Producing prosthesis for children under two can be expensive and has also been considered as problematic as a child’s fast growth rates mean the devices would need to be frequently replaced.

The 3D printing element of the new small device is more cost effective as the SIMPA (Soft-Grasp Infant Myoelectric Prosthetic Arm) is cheaper to produce than conventional prosthesis. It can also be custom made to the individual child’s required size without the need for traditional plaster casting techniques.

The early fitting of a functional myoelectric device has also been shown to reduce the risk of the high rejection rates seen with existing prosthetics for children.

Dr Khaled Goher, Senior Lecturer in the School of Engineering at the University of Lincoln and the lead engineer on the project, said: “Many traditional active prosthetics are unsuitable for toddlers as they are very time consuming to construct and heavy.

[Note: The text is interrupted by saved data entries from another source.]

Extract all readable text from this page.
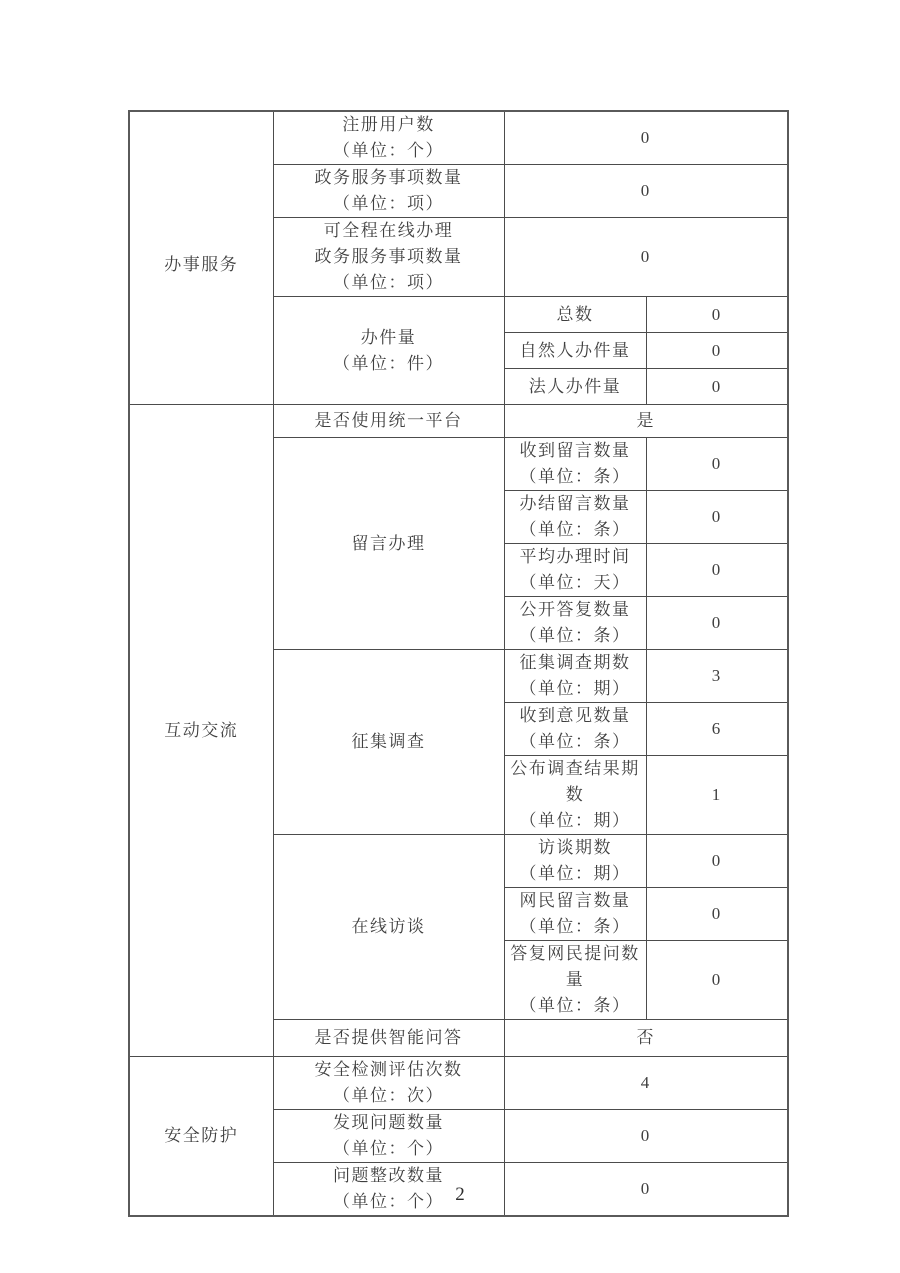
办事服务	注册用户数
（单位：个）	0	

	政务服务事项数量
（单位：项）	0	

	可全程在线办理
政务服务事项数量
（单位：项）	0	

	办件量
（单位：件）	总数	0
		自然人办件量	0
		法人办件量	0
互动交流	是否使用统一平台	是	
	留言办理	收到留言数量
（单位：条）	0

		办结留言数量
（单位：条）	0

		平均办理时间
（单位：天）	0

		公开答复数量
（单位：条）	0
	征集调查	征集调查期数
（单位：期）	3

		收到意见数量
（单位：条）	6

		公布调查结果期数
（单位：期）	1
	在线访谈	访谈期数
（单位：期）	0

		网民留言数量
（单位：条）	0

		答复网民提问数量
（单位：条）	0
	是否提供智能问答	否	
安全防护	安全检测评估次数
（单位：次）	4	

	发现问题数量
（单位：个）	0	

	问题整改数量
（单位：个）	0	
2
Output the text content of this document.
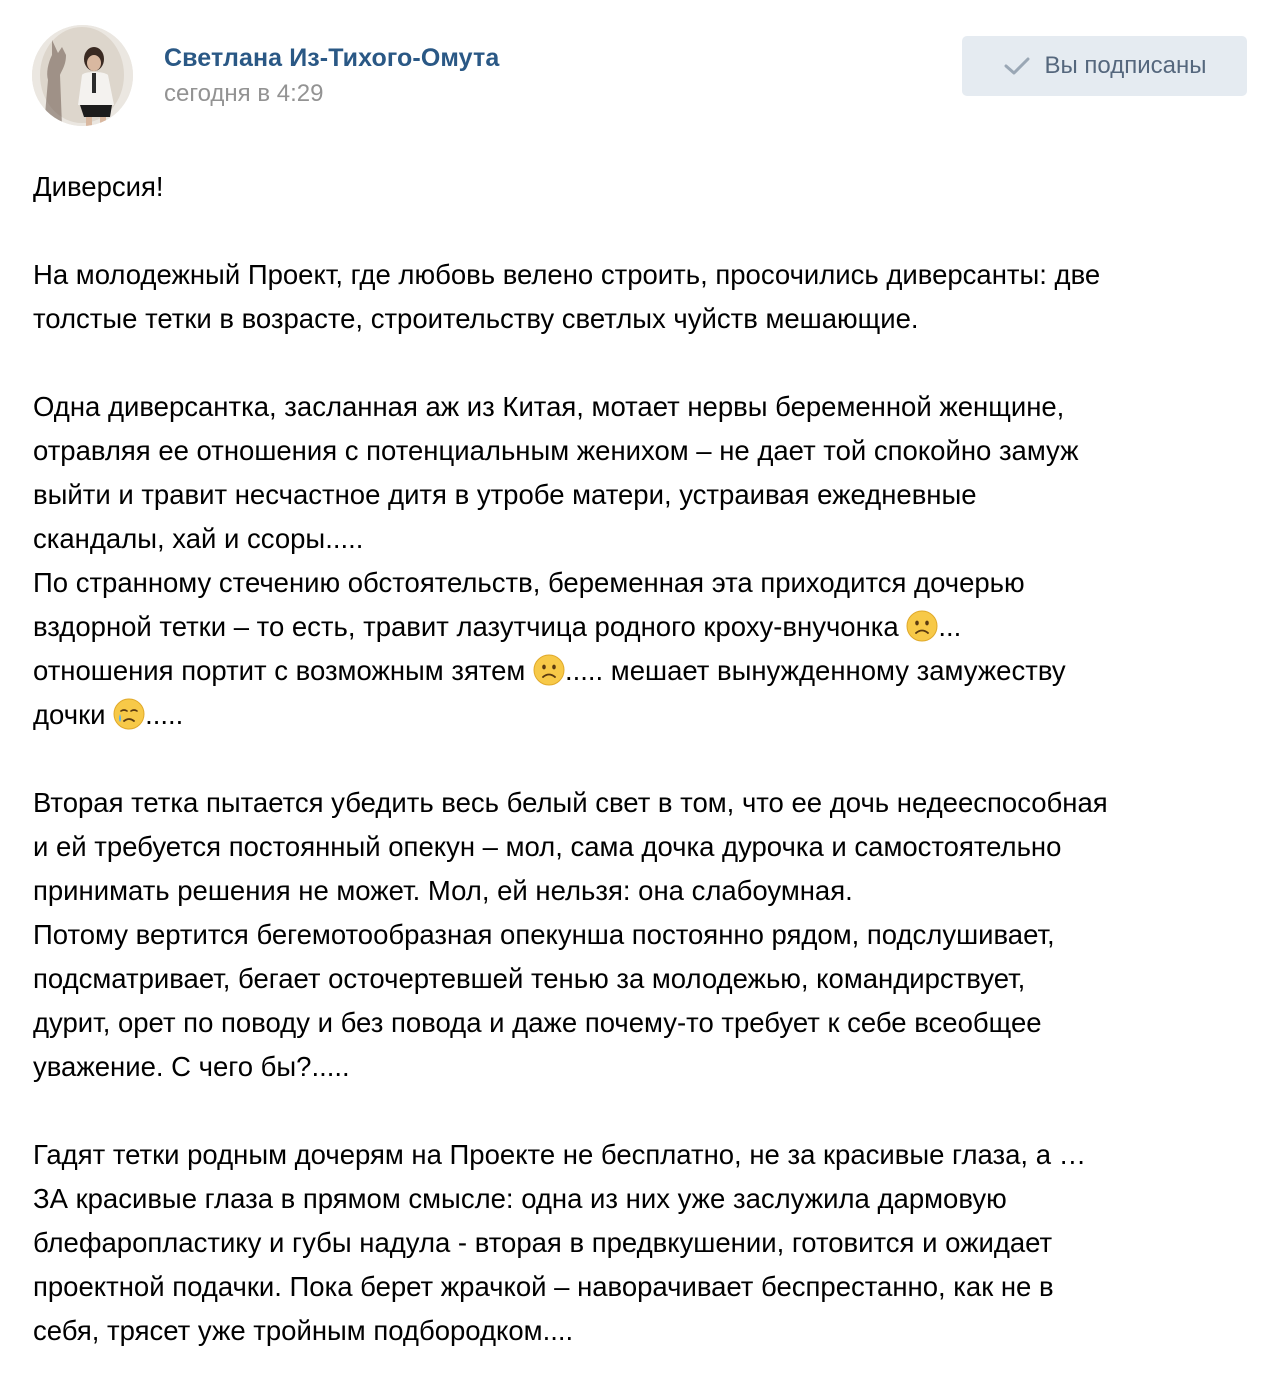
Светлана Из-Тихого-Омута
сегодня в 4:29
Вы подписаны

Диверсия!

На молодежный Проект, где любовь велено строить, просочились диверсанты: две

толстые тетки в возрасте, строительству светлых чуйств мешающие.

Одна диверсантка, засланная аж из Китая, мотает нервы беременной женщине,

отравляя ее отношения с потенциальным женихом – не дает той спокойно замуж

выйти и травит несчастное дитя в утробе матери, устраивая ежедневные

скандалы, хай и ссоры.....

По странному стечению обстоятельств, беременная эта приходится дочерью

вздорной тетки – то есть, травит лазутчица родного кроху-внучонка ...

отношения портит с возможным зятем ..... мешает вынужденному замужеству

дочки .....

Вторая тетка пытается убедить весь белый свет в том, что ее дочь недееспособная

и ей требуется постоянный опекун – мол, сама дочка дурочка и самостоятельно

принимать решения не может. Мол, ей нельзя: она слабоумная.

Потому вертится бегемотообразная опекунша постоянно рядом, подслушивает,

подсматривает, бегает осточертевшей тенью за молодежью, командирствует,

дурит, орет по поводу и без повода и даже почему-то требует к себе всеобщее

уважение. С чего бы?.....

Гадят тетки родным дочерям на Проекте не бесплатно, не за красивые глаза, а …

ЗА красивые глаза в прямом смысле: одна из них уже заслужила дармовую

блефаропластику и губы надула - вторая в предвкушении, готовится и ожидает

проектной подачки. Пока берет жрачкой – наворачивает беспрестанно, как не в

себя, трясет уже тройным подбородком....
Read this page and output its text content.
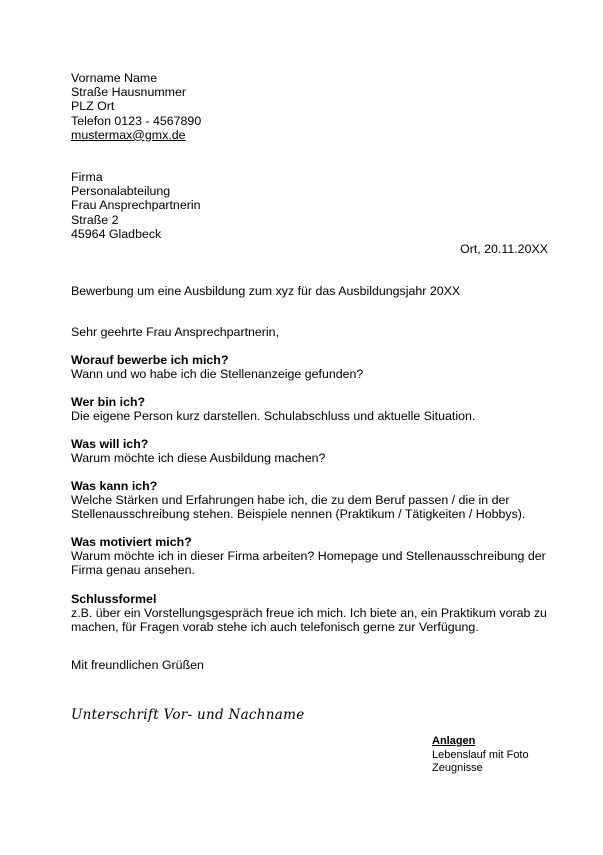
Vorname Name
Straße Hausnummer
PLZ Ort
Telefon 0123 - 4567890
mustermax@gmx.de
Firma
Personalabteilung
Frau Ansprechpartnerin
Straße 2
45964 Gladbeck
Ort, 20.11.20XX
Bewerbung um eine Ausbildung zum xyz für das Ausbildungsjahr 20XX
Sehr geehrte Frau Ansprechpartnerin,
Worauf bewerbe ich mich?
Wann und wo habe ich die Stellenanzeige gefunden?
Wer bin ich?
Die eigene Person kurz darstellen. Schulabschluss und aktuelle Situation.
Was will ich?
Warum möchte ich diese Ausbildung machen?
Was kann ich?
Welche Stärken und Erfahrungen habe ich, die zu dem Beruf passen / die in der
Stellenausschreibung stehen. Beispiele nennen (Praktikum / Tätigkeiten / Hobbys).
Was motiviert mich?
Warum möchte ich in dieser Firma arbeiten? Homepage und Stellenausschreibung der
Firma genau ansehen.
Schlussformel
z.B. über ein Vorstellungsgespräch freue ich mich. Ich biete an, ein Praktikum vorab zu
machen, für Fragen vorab stehe ich auch telefonisch gerne zur Verfügung.
Mit freundlichen Grüßen
Unterschrift Vor- und Nachname
Anlagen
Lebenslauf mit Foto
Zeugnisse
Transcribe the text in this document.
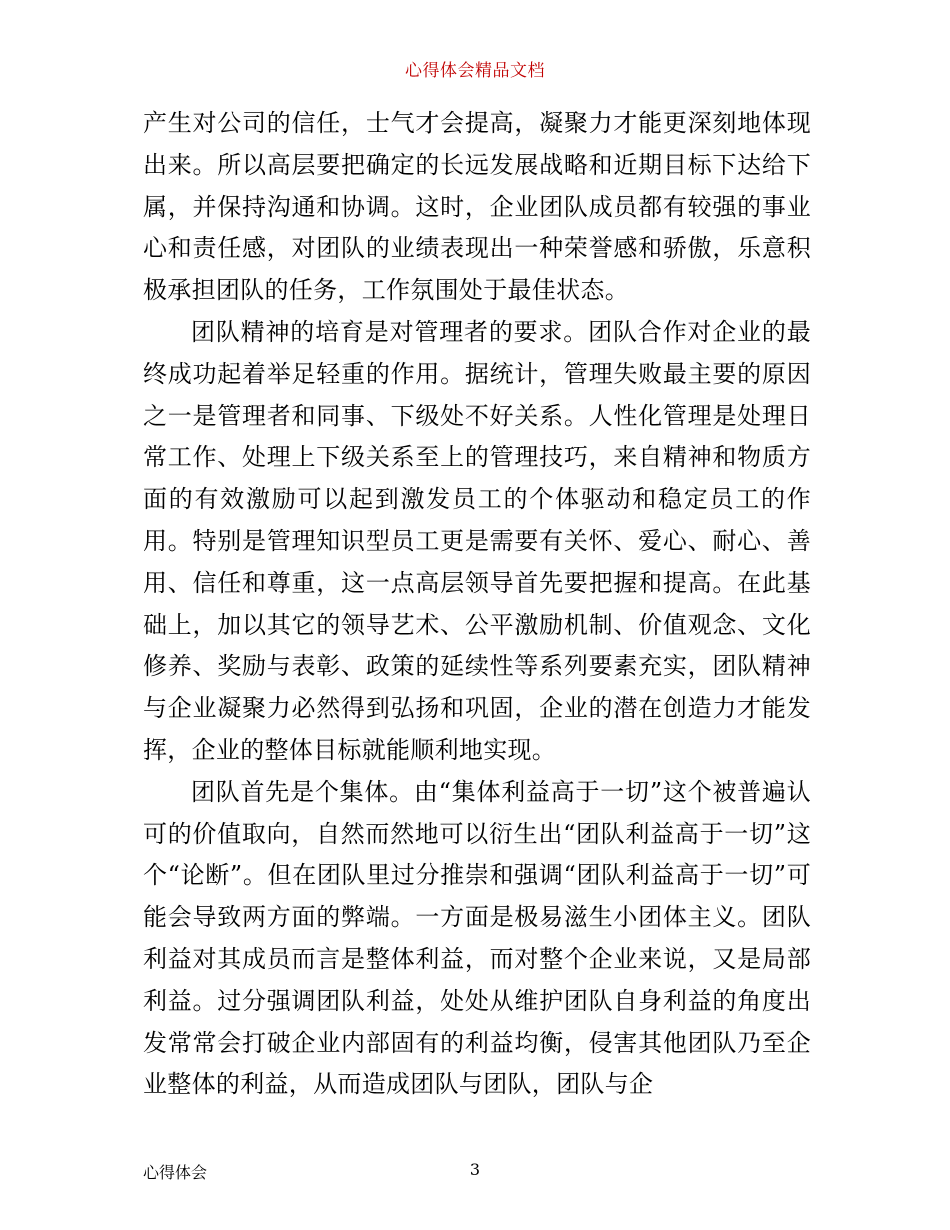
心得体会精品文档

产生对公司的信任，士气才会提高，凝聚力才能更深刻地体现出来。所以高层要把确定的长远发展战略和近期目标下达给下属，并保持沟通和协调。这时，企业团队成员都有较强的事业心和责任感，对团队的业绩表现出一种荣誉感和骄傲，乐意积极承担团队的任务，工作氛围处于最佳状态。

团队精神的培育是对管理者的要求。团队合作对企业的最终成功起着举足轻重的作用。据统计，管理失败最主要的原因之一是管理者和同事、下级处不好关系。人性化管理是处理日常工作、处理上下级关系至上的管理技巧，来自精神和物质方面的有效激励可以起到激发员工的个体驱动和稳定员工的作用。特别是管理知识型员工更是需要有关怀、爱心、耐心、善用、信任和尊重，这一点高层领导首先要把握和提高。在此基础上，加以其它的领导艺术、公平激励机制、价值观念、文化修养、奖励与表彰、政策的延续性等系列要素充实，团队精神与企业凝聚力必然得到弘扬和巩固，企业的潜在创造力才能发挥，企业的整体目标就能顺利地实现。

团队首先是个集体。由“集体利益高于一切”这个被普遍认可的价值取向，自然而然地可以衍生出“团队利益高于一切”这个“论断”。但在团队里过分推崇和强调“团队利益高于一切”可能会导致两方面的弊端。一方面是极易滋生小团体主义。团队利益对其成员而言是整体利益，而对整个企业来说，又是局部利益。过分强调团队利益，处处从维护团队自身利益的角度出发常常会打破企业内部固有的利益均衡，侵害其他团队乃至企业整体的利益，从而造成团队与团队，团队与企

心得体会	3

“Our proposed system would utilise a seven-channel paediatric armband with motion sensors allowing infants to benefit from and become familiar with active prosthetics, with evidence showing that the earlier the exposure, the more likely for the prosthetics to be accepted and used throughout life.

“So far, the device has been tested for grasp force and effectiveness using a range of everyday objects including toys, bottles and building blocks but the next stage of the project is to test the prototype design on toddlers.

Dr Goher added: “We are planning to use algorithm training which would utilise games to engage with the toddlers and attune the system to the ‘grab’ signals from the armband.”